The federal government should prioritize interoperable, risk-based standards as it develops security guidance for agentic AI systems, major businesses told the National Institute of Standards and Technology.
NIST’s Center for AI Standards and Innovation is exploring ways to help AI companies and their customers protect agents from tampering or abuse, and as part of that project, it sought public comments through Monday evening. More than 930 organizations and individuals submitted comments, according to the docket, including a group of powerful industry trade groups: the American Bankers Association and the Bank Policy Institute, the software group BSA and the tech industry juggernaut TechNet.
The groups made a wide range of recommendations to NIST, including publishing reference implementations, emphasizing secure-by-design principles, supporting research on managing agentic AI verification and mapping new guidance to existing NIST publications.
“A collaborative, iterative approach that is focused on practical guidance, real-world testing, and alignment with existing risk management frameworks will help ensure AI agents can be deployed securely and at scale, enabling the United States to fully capture the economic and societal benefits of this emerging technology,” TechNet said.
What makes agents uniquely risky
NIST asked commenters to address several topics, including the security risks that are unique to AI agents and the ways to mitigate those risks.
In its response, BSA described four unique threats: agents’ autonomous behavior that results in real-world actions requiring oversight; the way agents switch between different tools, which makes “static policy enforcement” difficult; agents’ retention of information over time, which could allow hackers to hijack them by poisoning their data sources; and the way agents’ “non-deterministic behavior” makes it difficult to control them with “rule-based security controls.”
To address these challenges, BSA said, businesses should establish full visibility over AI agents, catalog their permissions (which can help quickly identify unauthorized behavior), verify the supply chain of AI code that powers agents’ activities and monitor their behavior in real time.
What makes agents especially risky, industry groups said, is their ability to connect to third-party databases and physical equipment through systems like the Model Context Protocol. “Because AI agents can interact with tools, external data, and real-world systems, they introduce distinct security challenges that merit targeted attention,” TechNet said.
Don’t rush to regulate
NIST is not a regulator, and the Trump administration has demonstrated a marked aversion to prescriptive AI security mandates. Industry groups nonetheless reiterated their frequent refrain that onerous rules for any AI systems would hamper innovation without meaningfully improving security.
“The policy objective should be to reduce and manage these risks without slowing innovation through premature, overly prescriptive, or one-size-fits-all requirements,” TechNet said, encouraging NIST to focus on “performance-defining guidelines.”
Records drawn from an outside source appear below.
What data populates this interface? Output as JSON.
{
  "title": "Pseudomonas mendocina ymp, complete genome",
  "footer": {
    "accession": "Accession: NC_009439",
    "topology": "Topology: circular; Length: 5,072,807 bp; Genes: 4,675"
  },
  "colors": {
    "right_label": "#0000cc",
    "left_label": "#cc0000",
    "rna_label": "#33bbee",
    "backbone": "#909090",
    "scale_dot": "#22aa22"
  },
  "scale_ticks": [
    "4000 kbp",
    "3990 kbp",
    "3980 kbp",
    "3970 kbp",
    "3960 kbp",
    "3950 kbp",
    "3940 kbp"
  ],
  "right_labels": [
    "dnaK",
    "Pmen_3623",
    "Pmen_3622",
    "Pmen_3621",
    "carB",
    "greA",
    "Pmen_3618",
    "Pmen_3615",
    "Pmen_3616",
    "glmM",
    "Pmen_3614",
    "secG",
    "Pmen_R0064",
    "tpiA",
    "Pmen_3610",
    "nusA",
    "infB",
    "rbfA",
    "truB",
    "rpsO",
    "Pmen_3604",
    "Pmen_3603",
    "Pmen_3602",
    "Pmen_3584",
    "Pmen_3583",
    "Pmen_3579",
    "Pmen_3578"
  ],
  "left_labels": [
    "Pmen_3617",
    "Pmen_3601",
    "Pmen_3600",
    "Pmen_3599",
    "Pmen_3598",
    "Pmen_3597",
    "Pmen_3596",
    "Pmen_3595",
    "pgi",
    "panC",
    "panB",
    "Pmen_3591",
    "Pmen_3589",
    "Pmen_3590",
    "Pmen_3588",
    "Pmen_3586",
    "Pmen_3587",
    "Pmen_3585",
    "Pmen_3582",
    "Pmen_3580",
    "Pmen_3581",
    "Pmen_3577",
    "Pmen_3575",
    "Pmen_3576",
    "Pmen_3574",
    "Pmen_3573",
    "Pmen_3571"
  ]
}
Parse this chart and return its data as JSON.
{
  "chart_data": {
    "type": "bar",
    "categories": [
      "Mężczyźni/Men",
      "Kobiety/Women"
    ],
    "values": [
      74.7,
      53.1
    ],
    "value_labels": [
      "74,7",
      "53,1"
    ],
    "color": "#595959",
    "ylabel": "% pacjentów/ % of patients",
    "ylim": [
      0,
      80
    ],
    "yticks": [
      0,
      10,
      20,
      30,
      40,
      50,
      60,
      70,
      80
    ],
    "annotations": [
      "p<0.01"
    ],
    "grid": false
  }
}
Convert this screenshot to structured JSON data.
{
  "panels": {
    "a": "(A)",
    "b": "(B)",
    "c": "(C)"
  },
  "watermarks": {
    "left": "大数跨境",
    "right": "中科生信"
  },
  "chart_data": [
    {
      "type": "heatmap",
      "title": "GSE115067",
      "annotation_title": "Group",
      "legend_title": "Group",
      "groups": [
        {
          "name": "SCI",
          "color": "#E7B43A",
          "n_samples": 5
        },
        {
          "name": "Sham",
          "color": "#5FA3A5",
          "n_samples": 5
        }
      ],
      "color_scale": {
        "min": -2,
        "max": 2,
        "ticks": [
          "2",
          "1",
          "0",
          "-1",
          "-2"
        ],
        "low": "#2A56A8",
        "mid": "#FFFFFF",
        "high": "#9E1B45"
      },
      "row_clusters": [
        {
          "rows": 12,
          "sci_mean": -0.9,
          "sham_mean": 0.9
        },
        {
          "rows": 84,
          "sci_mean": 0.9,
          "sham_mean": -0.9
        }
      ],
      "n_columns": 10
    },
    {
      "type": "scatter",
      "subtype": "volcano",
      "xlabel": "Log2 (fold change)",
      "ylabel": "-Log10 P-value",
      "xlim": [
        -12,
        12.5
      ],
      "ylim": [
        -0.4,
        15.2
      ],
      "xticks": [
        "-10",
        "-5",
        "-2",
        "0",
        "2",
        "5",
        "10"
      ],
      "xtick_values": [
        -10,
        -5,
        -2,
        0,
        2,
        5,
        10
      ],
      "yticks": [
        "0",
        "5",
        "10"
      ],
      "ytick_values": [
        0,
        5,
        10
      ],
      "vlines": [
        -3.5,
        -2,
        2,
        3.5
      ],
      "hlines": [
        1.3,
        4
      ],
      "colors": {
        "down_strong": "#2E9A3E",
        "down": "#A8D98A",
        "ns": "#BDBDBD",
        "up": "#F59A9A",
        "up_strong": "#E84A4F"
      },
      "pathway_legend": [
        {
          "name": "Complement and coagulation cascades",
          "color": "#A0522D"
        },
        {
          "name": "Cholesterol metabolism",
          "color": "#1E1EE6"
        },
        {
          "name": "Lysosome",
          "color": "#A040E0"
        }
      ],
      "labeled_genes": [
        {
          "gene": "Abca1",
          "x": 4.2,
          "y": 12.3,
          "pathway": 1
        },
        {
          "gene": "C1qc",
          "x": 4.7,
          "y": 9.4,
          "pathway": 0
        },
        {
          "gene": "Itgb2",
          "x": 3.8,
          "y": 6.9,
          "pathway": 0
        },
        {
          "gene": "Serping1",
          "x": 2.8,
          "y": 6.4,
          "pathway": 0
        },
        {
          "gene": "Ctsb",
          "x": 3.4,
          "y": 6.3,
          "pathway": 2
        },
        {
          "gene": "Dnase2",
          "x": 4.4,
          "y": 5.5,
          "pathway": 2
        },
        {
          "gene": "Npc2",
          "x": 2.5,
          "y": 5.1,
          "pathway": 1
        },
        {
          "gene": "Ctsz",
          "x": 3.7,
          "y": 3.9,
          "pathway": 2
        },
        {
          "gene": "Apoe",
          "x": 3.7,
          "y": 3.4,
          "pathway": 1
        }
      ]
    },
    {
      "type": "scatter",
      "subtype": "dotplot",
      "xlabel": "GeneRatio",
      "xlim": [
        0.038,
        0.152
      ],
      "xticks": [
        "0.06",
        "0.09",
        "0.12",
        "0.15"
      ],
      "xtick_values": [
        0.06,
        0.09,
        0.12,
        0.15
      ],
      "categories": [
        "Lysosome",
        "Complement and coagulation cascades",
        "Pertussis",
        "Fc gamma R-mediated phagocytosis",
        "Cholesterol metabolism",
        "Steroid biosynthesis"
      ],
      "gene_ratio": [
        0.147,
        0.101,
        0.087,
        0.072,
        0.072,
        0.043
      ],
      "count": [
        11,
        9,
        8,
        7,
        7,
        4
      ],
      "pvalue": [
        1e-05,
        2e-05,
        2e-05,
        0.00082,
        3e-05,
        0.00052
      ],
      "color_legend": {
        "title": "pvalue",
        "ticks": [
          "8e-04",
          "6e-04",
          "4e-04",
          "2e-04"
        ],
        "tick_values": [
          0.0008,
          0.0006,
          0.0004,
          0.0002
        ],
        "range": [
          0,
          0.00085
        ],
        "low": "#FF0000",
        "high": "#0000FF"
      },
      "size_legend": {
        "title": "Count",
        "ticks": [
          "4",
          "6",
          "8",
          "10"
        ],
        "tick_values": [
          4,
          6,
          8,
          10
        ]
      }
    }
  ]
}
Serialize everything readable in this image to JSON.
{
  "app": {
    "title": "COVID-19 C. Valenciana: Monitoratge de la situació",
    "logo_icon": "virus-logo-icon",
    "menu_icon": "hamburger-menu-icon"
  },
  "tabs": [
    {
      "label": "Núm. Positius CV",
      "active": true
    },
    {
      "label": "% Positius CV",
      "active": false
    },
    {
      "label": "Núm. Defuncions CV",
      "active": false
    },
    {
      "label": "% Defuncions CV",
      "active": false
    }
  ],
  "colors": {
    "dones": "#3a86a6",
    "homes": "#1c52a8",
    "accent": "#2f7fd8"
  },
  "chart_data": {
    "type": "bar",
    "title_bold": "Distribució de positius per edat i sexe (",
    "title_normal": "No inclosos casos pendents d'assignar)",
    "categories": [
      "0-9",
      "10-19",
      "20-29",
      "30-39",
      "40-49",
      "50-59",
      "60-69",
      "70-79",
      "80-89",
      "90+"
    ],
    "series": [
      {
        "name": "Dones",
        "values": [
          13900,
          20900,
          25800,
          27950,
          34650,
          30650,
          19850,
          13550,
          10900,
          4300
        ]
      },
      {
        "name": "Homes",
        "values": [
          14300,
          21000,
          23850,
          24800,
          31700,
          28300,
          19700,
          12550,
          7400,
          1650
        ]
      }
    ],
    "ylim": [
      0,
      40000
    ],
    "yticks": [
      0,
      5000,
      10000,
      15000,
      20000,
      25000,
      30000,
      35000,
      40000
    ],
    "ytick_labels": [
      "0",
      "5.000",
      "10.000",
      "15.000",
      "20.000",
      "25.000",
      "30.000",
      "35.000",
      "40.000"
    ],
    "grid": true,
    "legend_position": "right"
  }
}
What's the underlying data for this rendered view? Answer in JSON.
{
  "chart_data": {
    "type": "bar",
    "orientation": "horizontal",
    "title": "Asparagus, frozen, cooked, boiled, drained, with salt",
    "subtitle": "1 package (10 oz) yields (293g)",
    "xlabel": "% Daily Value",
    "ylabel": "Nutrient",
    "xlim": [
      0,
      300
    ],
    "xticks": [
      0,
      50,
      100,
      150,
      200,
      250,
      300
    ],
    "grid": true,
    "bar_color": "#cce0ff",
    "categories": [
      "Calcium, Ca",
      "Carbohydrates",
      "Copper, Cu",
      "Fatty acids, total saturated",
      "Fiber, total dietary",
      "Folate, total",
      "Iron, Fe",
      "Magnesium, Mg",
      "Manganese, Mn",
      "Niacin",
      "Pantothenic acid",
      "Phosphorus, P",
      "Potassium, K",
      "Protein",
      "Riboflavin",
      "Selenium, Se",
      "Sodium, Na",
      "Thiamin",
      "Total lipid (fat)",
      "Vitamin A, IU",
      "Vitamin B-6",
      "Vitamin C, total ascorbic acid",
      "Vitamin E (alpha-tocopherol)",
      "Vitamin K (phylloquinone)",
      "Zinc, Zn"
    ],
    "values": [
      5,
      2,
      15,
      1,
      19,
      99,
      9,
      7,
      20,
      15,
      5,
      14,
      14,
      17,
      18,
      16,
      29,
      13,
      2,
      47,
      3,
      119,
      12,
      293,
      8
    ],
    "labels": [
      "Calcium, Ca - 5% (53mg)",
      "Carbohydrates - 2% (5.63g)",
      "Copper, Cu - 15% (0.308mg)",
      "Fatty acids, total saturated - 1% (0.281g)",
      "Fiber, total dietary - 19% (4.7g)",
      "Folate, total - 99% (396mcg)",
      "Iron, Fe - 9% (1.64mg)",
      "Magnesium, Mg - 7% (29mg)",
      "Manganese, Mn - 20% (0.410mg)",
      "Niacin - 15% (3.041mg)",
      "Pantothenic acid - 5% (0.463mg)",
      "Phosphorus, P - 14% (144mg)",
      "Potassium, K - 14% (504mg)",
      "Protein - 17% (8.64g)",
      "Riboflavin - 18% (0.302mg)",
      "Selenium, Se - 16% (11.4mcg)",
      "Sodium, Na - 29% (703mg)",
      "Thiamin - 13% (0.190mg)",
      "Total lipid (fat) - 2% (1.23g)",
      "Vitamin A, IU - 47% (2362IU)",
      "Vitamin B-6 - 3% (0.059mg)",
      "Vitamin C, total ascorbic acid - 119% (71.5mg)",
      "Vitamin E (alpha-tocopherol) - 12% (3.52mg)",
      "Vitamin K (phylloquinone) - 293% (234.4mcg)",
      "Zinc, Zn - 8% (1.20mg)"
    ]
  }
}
BPI and ABA similarly encouraged NIST to focus on “voluntary and technology-agnostic” guidance with “practical examples and illustrative validation approaches that can be tailored by risk and operational context.”
“Such guidance would facilitate industry adoption, support integration planning and risk-informed review, including due diligence where appropriate, and support compliance with legal and regulatory obligations without prescribing a single implementation approach,” the financial-services groups said.
TechNet pointed to the aviation industry as an example of the performance-based standards it preferred. “Instead of mandating uniform technical designs, regulators established outcome-oriented standards tied to risk exposure and operational context,” the group explained. “This model created clarity around expectations while enabling innovation in aircraft design, autonomy, and operational practices.”
AI agents present different levels of risk depending on how and where they are used and how much autonomy they have, TechNet added, which makes a risk-based approach “particularly important.”
The agentic AI field is still in its infancy, TechNet said, and NIST’s guidance “should preserve meaningful room for experimentation as agentic AI security practices continue to mature.”
“Overly rigid or premature mandates,” the group warned, “could freeze security approaches in place before the field has identified best-in-class techniques.”
Advice and research on thorny issues
The AI industry could benefit from government advice and research sponsorship on a range of problems that developers still haven’t solved, according to the trade groups.
BSA encouraged NIST to study ways to verify the identity of AI agents, as well as the use of “cryptographic chains of custody” to document what agents are authorized to do. TechNet similarly cited the importance of reliable agent-identification solutions and said they should be interoperable to avoid locking out new participants in the market.
With more and more banks seeking to use AI agents to handle asset exchanges, ABA and BPI encouraged NIST to offer guidance specific to the financial industry, including reference materials for “secure counterparty interactions.”
TechNet, along with ABA and BPI, also asked NIST to incorporate its agent-specific guidance into existing publications, like the Risk Management Framework.